Species of gastropod

Phymorhynchus clarinda is a species of sea snail, a marine gastropod mollusk in the family Raphitomidae.

==Description==
The length of the shell attains 39 mm, its diameter 18 mm.

(Original description) The thin, fusiform shell is white, with a pale yellowish periostracum,. It contains six whorls rounded, flattened a little over the anal fasciole in front of the suture, which is very distinct but not channelled. The protoconch is eroded. The subsequent whorls show between the suture and the shoulder five or six fine, sharp, spiral
threads with wider interspaces, which are not beaded by the concavely arcuate growth lines which are prominent on the fasciole. At the shoulder is a weak spiral ridge, followed by five stronger ones, subequal and equidistant with wider interspaces. On a sixth similar ridge the suture is wound, followed by, on the base, about thirty similar but less prominent ridges which gradually diminish in size and strength, and approximate more closely to each other until the siphonal canal is reached.
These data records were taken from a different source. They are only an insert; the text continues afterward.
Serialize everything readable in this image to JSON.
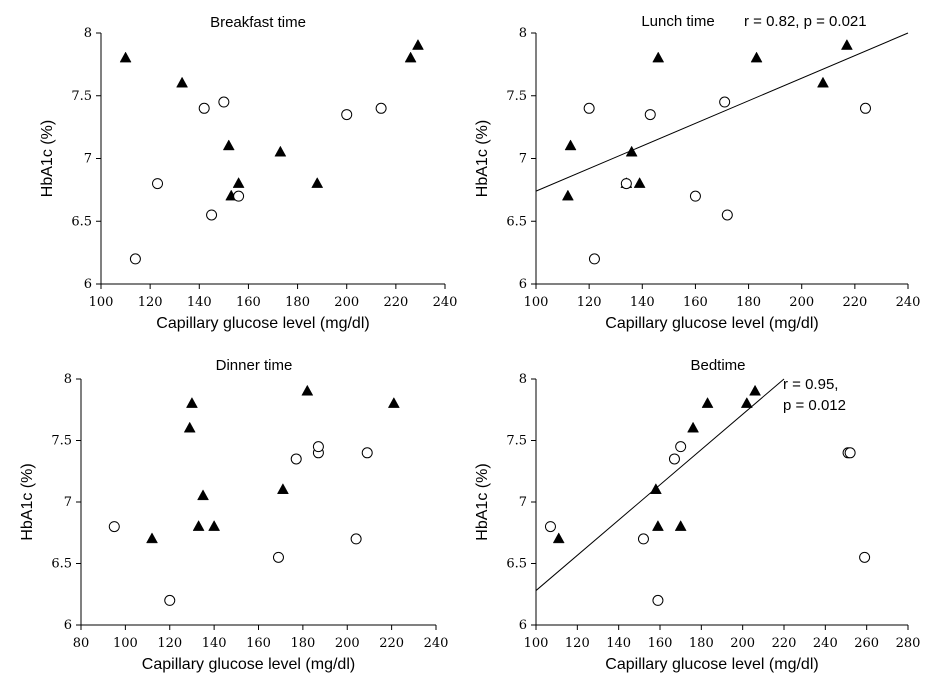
{
  "chart_data": [
    {
      "type": "scatter",
      "title": "Breakfast time",
      "xlabel": "Capillary glucose level (mg/dl)",
      "ylabel": "HbA1c (%)",
      "xlim": [
        100,
        240
      ],
      "ylim": [
        6,
        8
      ],
      "xticks": [
        100,
        120,
        140,
        160,
        180,
        200,
        220,
        240
      ],
      "yticks": [
        6,
        6.5,
        7,
        7.5,
        8
      ],
      "annotation": [],
      "regression": null,
      "series": [
        {
          "marker": "filled-triangle",
          "points": [
            [
              110,
              7.8
            ],
            [
              133,
              7.6
            ],
            [
              152,
              7.1
            ],
            [
              153,
              6.7
            ],
            [
              156,
              6.8
            ],
            [
              173,
              7.05
            ],
            [
              188,
              6.8
            ],
            [
              226,
              7.8
            ],
            [
              229,
              7.9
            ]
          ]
        },
        {
          "marker": "open-circle",
          "points": [
            [
              114,
              6.2
            ],
            [
              123,
              6.8
            ],
            [
              142,
              7.4
            ],
            [
              145,
              6.55
            ],
            [
              150,
              7.45
            ],
            [
              156,
              6.7
            ],
            [
              200,
              7.35
            ],
            [
              214,
              7.4
            ]
          ]
        }
      ]
    },
    {
      "type": "scatter",
      "title": "Lunch time",
      "xlabel": "Capillary glucose level (mg/dl)",
      "ylabel": "HbA1c (%)",
      "xlim": [
        100,
        240
      ],
      "ylim": [
        6,
        8
      ],
      "xticks": [
        100,
        120,
        140,
        160,
        180,
        200,
        220,
        240
      ],
      "yticks": [
        6,
        6.5,
        7,
        7.5,
        8
      ],
      "annotation": [
        "r = 0.82, p = 0.021"
      ],
      "regression": {
        "x1": 100,
        "y1": 6.74,
        "x2": 240,
        "y2": 8.0
      },
      "series": [
        {
          "marker": "filled-triangle",
          "points": [
            [
              112,
              6.7
            ],
            [
              113,
              7.1
            ],
            [
              134,
              6.8
            ],
            [
              136,
              7.05
            ],
            [
              139,
              6.8
            ],
            [
              146,
              7.8
            ],
            [
              183,
              7.8
            ],
            [
              208,
              7.6
            ],
            [
              217,
              7.9
            ]
          ]
        },
        {
          "marker": "open-circle",
          "points": [
            [
              120,
              7.4
            ],
            [
              122,
              6.2
            ],
            [
              134,
              6.8
            ],
            [
              143,
              7.35
            ],
            [
              160,
              6.7
            ],
            [
              171,
              7.45
            ],
            [
              172,
              6.55
            ],
            [
              224,
              7.4
            ]
          ]
        }
      ]
    },
    {
      "type": "scatter",
      "title": "Dinner time",
      "xlabel": "Capillary glucose level (mg/dl)",
      "ylabel": "HbA1c (%)",
      "xlim": [
        80,
        240
      ],
      "ylim": [
        6,
        8
      ],
      "xticks": [
        80,
        100,
        120,
        140,
        160,
        180,
        200,
        220,
        240
      ],
      "yticks": [
        6,
        6.5,
        7,
        7.5,
        8
      ],
      "annotation": [],
      "regression": null,
      "series": [
        {
          "marker": "filled-triangle",
          "points": [
            [
              112,
              6.7
            ],
            [
              129,
              7.6
            ],
            [
              130,
              7.8
            ],
            [
              133,
              6.8
            ],
            [
              135,
              7.05
            ],
            [
              140,
              6.8
            ],
            [
              171,
              7.1
            ],
            [
              182,
              7.9
            ],
            [
              221,
              7.8
            ]
          ]
        },
        {
          "marker": "open-circle",
          "points": [
            [
              95,
              6.8
            ],
            [
              120,
              6.2
            ],
            [
              169,
              6.55
            ],
            [
              177,
              7.35
            ],
            [
              187,
              7.4
            ],
            [
              187,
              7.45
            ],
            [
              204,
              6.7
            ],
            [
              209,
              7.4
            ]
          ]
        }
      ]
    },
    {
      "type": "scatter",
      "title": "Bedtime",
      "xlabel": "Capillary glucose level (mg/dl)",
      "ylabel": "HbA1c (%)",
      "xlim": [
        100,
        280
      ],
      "ylim": [
        6,
        8
      ],
      "xticks": [
        100,
        120,
        140,
        160,
        180,
        200,
        220,
        240,
        260,
        280
      ],
      "yticks": [
        6,
        6.5,
        7,
        7.5,
        8
      ],
      "annotation": [
        "r = 0.95,",
        "p = 0.012"
      ],
      "regression": {
        "x1": 100,
        "y1": 6.28,
        "x2": 220,
        "y2": 8.0
      },
      "series": [
        {
          "marker": "filled-triangle",
          "points": [
            [
              111,
              6.7
            ],
            [
              158,
              7.1
            ],
            [
              159,
              6.8
            ],
            [
              170,
              6.8
            ],
            [
              176,
              7.6
            ],
            [
              183,
              7.8
            ],
            [
              202,
              7.8
            ],
            [
              206,
              7.9
            ]
          ]
        },
        {
          "marker": "open-circle",
          "points": [
            [
              107,
              6.8
            ],
            [
              152,
              6.7
            ],
            [
              159,
              6.2
            ],
            [
              167,
              7.35
            ],
            [
              170,
              7.45
            ],
            [
              251,
              7.4
            ],
            [
              252,
              7.4
            ],
            [
              259,
              6.55
            ]
          ]
        }
      ]
    }
  ]
}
Over all these ridges and interspaces fine sharp threads run spirally, as on the fasciole and are perhaps a little more prominent on the ridges, where they are rendered more or less scabrous by the elevated lines of growth. The outer lip is thin with a shallow rounded excavation, near the suture, which forms the anal sulcus. The body is polished, with the spiral sculpture erased. The columella is thin, gyrate, pervious, white, with a slightly thickened edge. The siphonal canal is short, wide, slightly recurved.

==Distribution==
This marine species occurs in the Pacific Ocean off Panama Bay and Malpelo Island, Colombia at a depth of 3,240 m.